836. From this result it would seem that the saw-shaped metallic conductor, operated precisely as it would have acted had it been necessary to impart to the pane those means of electric discharge of which, as at first used, it was deficient.

837. As soon as I had introduced the serrated conductor, my spirit father corroborated the impression that it promoted the influence of the medium.

838. This was the first instance in which I have discovered any analogy between the laws governing the communication of the medium of the spirit will-power, and those obeyed by electrical phenomena.

839. An account is given in my narrative of an experiment in which a board, suspended at one end from a spring-balance, was made to descend with a force of three pounds, through the instrumentality of a medium who had no connection with the board, excepting water which was interposed. Hence, as the hook screwed into the board, by which it was secured to the hook of the balance, was six times as far from the fulcrum as the hands of the medium, the force exerted by the officiating spirit was equal to 3 × 6 = 18 pounds. (See [Plate 3], and description.) Nevertheless, no upward reaction was perceptible to me, nor was any experienced by the medium, Henry Gordon, as he declared.

840. In the case of the boy ([Plate 3],) a downward action of seven pounds was observed, which, multiplied by the difference of distance, amounted to 7 × 6 = 42 pounds, and yet the boy was not perceptibly impelled in the opposite direction. Nor, when through the same juvenile mediumship, the whole of the apparatus was thrown upon the floor, did the boy appear to be impelled in the opposite direction. Nor was there any reaction when the apparatus was thrown down. Now, agreeably to the laws of nature, as established by human experience, in all cases of motion or momentum, there must be an equal force exercised in the opposite direction by the vis inertiæ of some other matter endowed with that attribute. Hence Archimedes said, “Give me but where to stand, and I will move the world.” A point of support, a place of resistance, however, was held to be indispensable.

841. The only explanation of which I can conceive is, that spirits, by volition, can deprive bodies of vis inertiæ, and move bodies, as they do themselves, by their will. But the necessity of the presence of a medium to the display of this power, granting its existence, is a mystery.

842. That the spirit should, by its “magic” will-power, take possession of the frame of a human being, so as to make use of its brain and nervous system, depriving its appropriate owner of control, is a wonderful fact sufficiently difficult to believe, yet, nevertheless, intelligible. The aura which surrounds a medium must be imponderable. No volition of the medium can, through its instrumentality, move ponderable bodies, nor cause raps or consequent vibrations in the wooden boards.

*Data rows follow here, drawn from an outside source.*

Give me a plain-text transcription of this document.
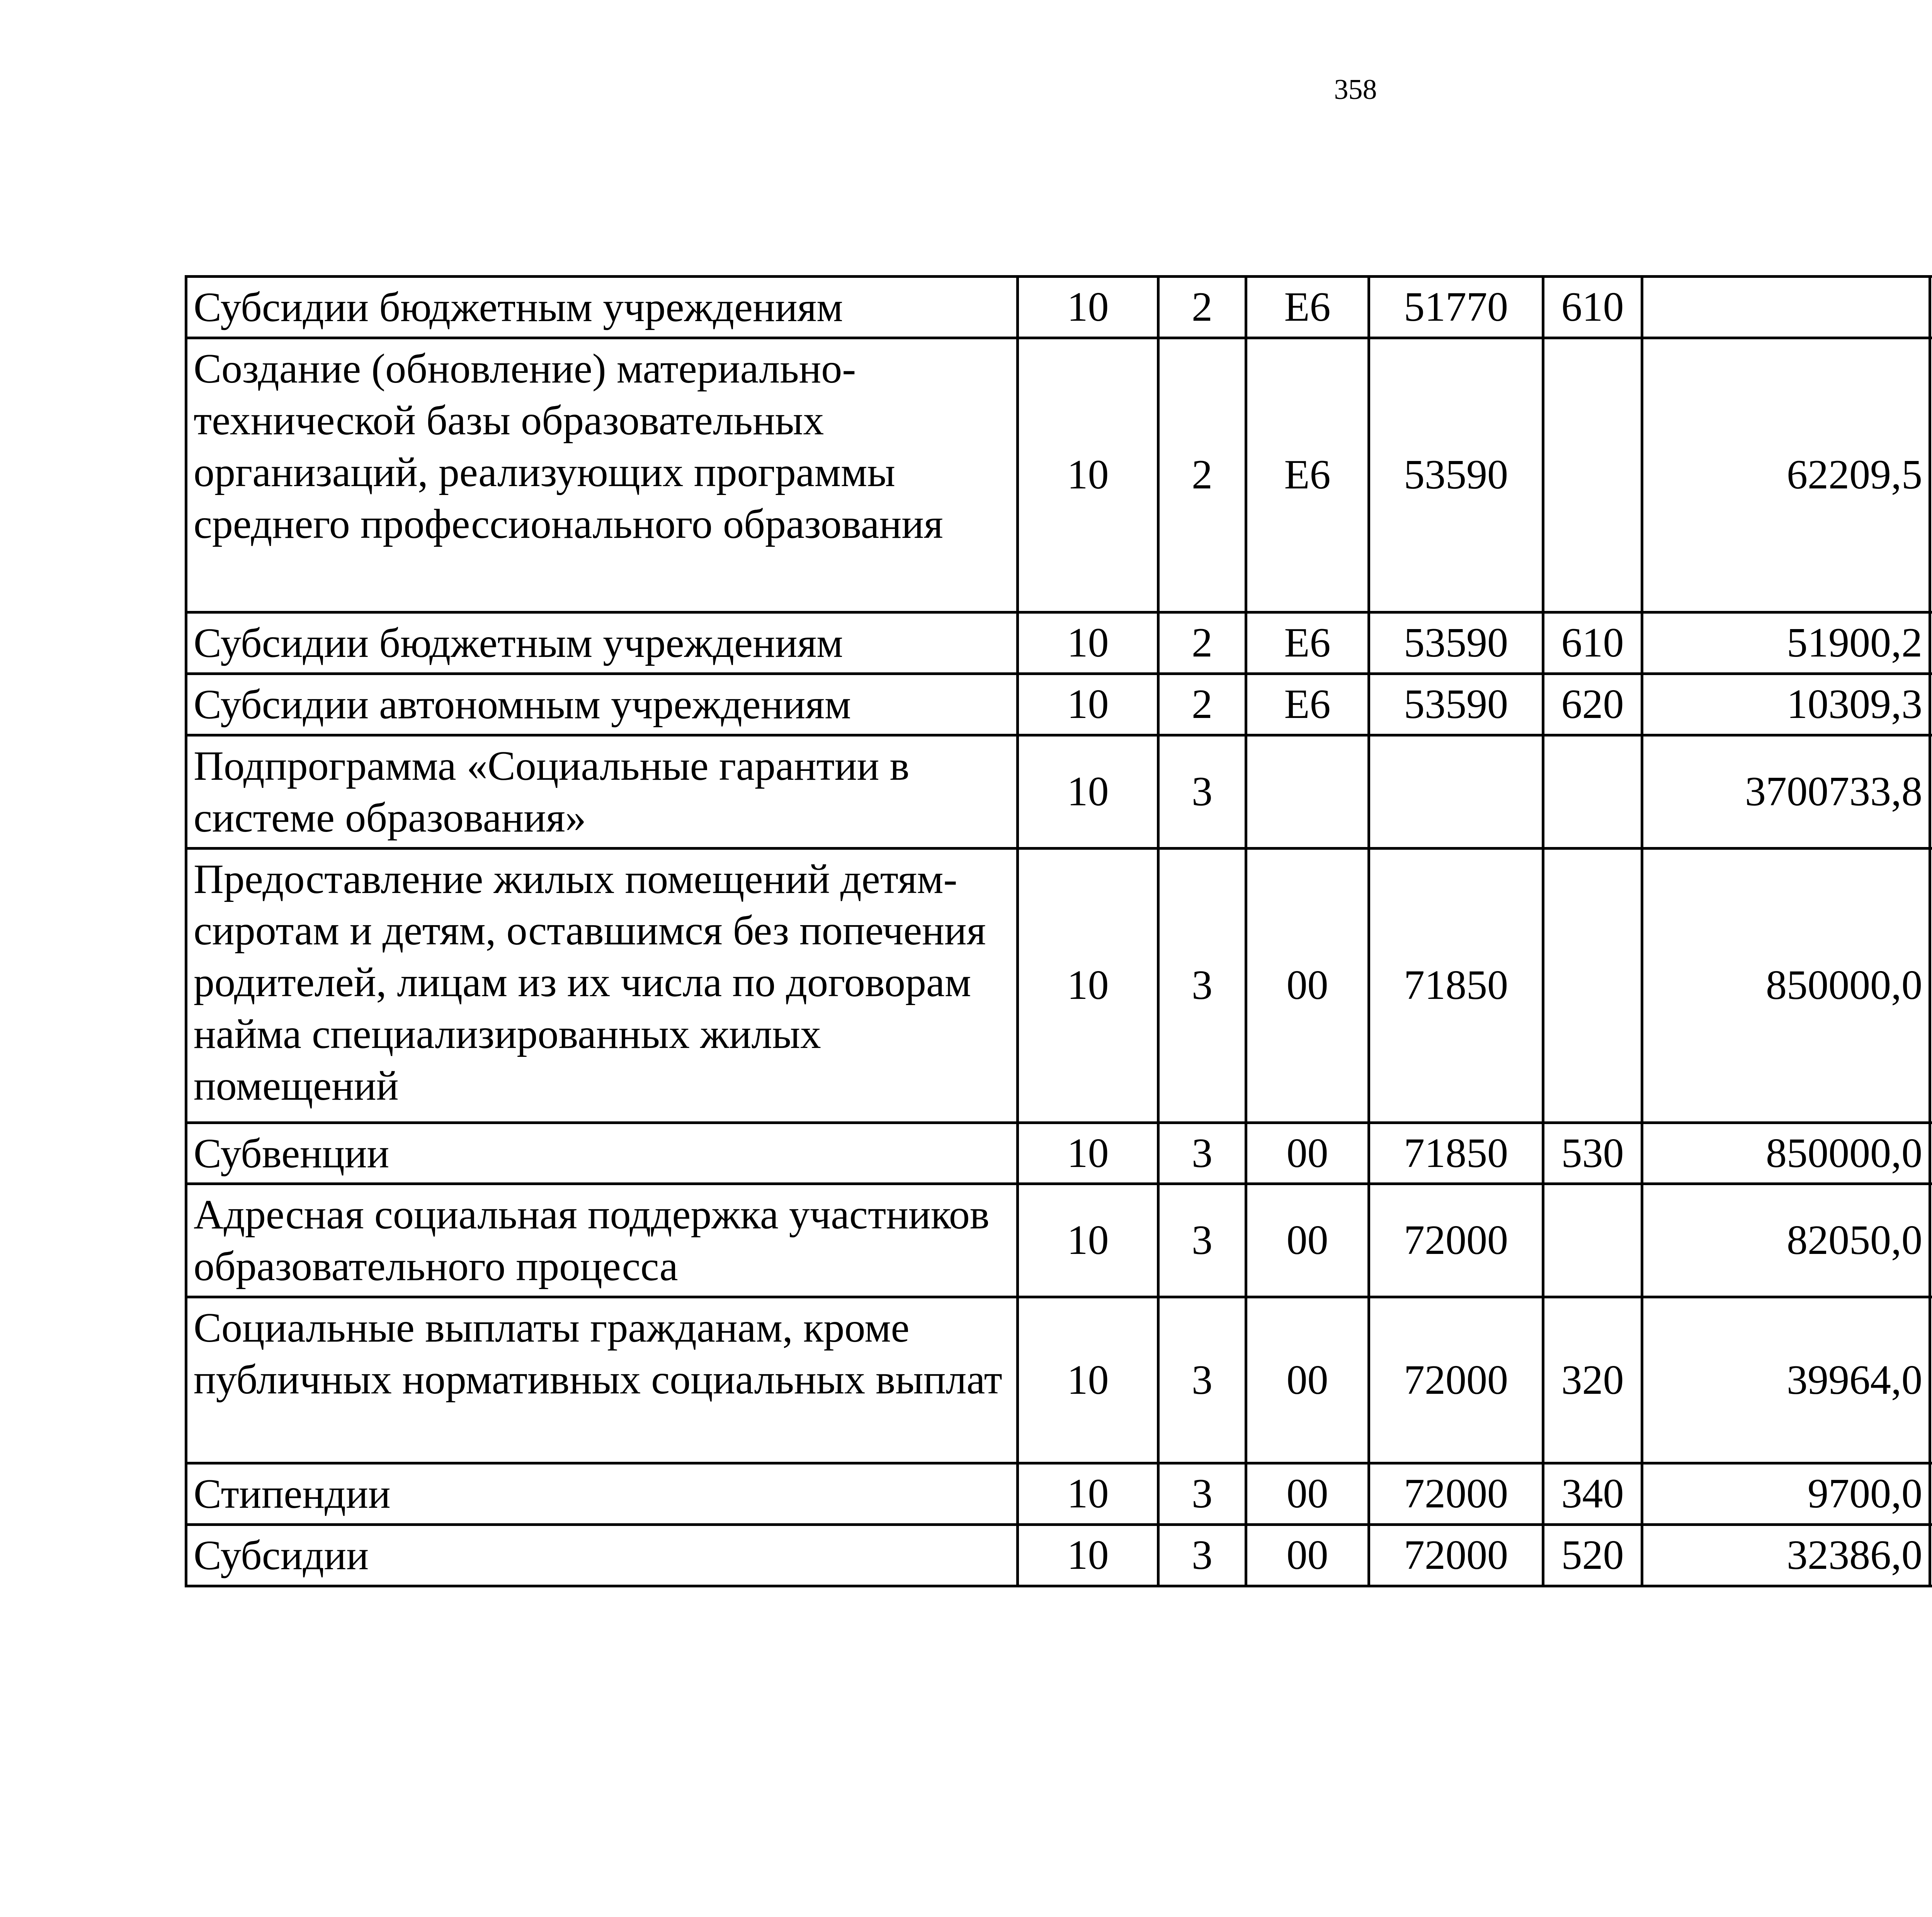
358
Субсидии бюджетным учреждениям	10	2	Е6	51770	610			
Создание (обновление) материально-технической базы образовательных организаций, реализующих программы среднего профессионального образования	10	2	Е6	53590		62209,5		
Субсидии бюджетным учреждениям	10	2	Е6	53590	610	51900,2		
Субсидии автономным учреждениям	10	2	Е6	53590	620	10309,3		
Подпрограмма «Социальные гарантии в системе образования»	10	3				3700733,8		
Предоставление жилых помещений детям-сиротам и детям, оставшимся без попечения родителей, лицам из их числа по договорам найма специализированных жилых помещений	10	3	00	71850		850000,0		
Субвенции	10	3	00	71850	530	850000,0		
Адресная социальная поддержка участников образовательного процесса	10	3	00	72000		82050,0		
Социальные выплаты гражданам, кроме публичных нормативных социальных выплат	10	3	00	72000	320	39964,0		
Стипендии	10	3	00	72000	340	9700,0		
Субсидии	10	3	00	72000	520	32386,0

Hence, the presence of a medium imparts power to spirits which the medium does not possess.

843. The aura on the one side, and the spirit on the other, are inert unless associated. Thus the volition of the spirit gives activity to an effluvium, by itself, so devoid of efficacy that it wholly escapes the perception of the possessor or the observation of his mundane companions. It has been already alleged, that the usual reference to mundane electricity must be wholly unsatisfactory to all acquainted with the phenomena and laws associated under that name; since no such movements have ever been produced by such electrical means, nor is it consistent with those mundane electrical laws, nor the facts which electricians have noticed, that such movements should be produced. Those movements which have been produced by electricity have never been effected without surfaces oppositely charged, nor, of course, without the means of charging them. Neither are there associated with the spiritual manifestations means at hand of creating nor of holding charges either much more minute than those which display perceptible force or cause audible sound.

844. Electro-magnetic phenomena require the use of powerful galvanic batteries or magnetic metals. Galvanic series, of the most powerful kind, do not act at the minutest distance without contact.

845. Even lightning could not move a table backward and forward, though it might shatter it into pieces, if duly interposed in a circuit.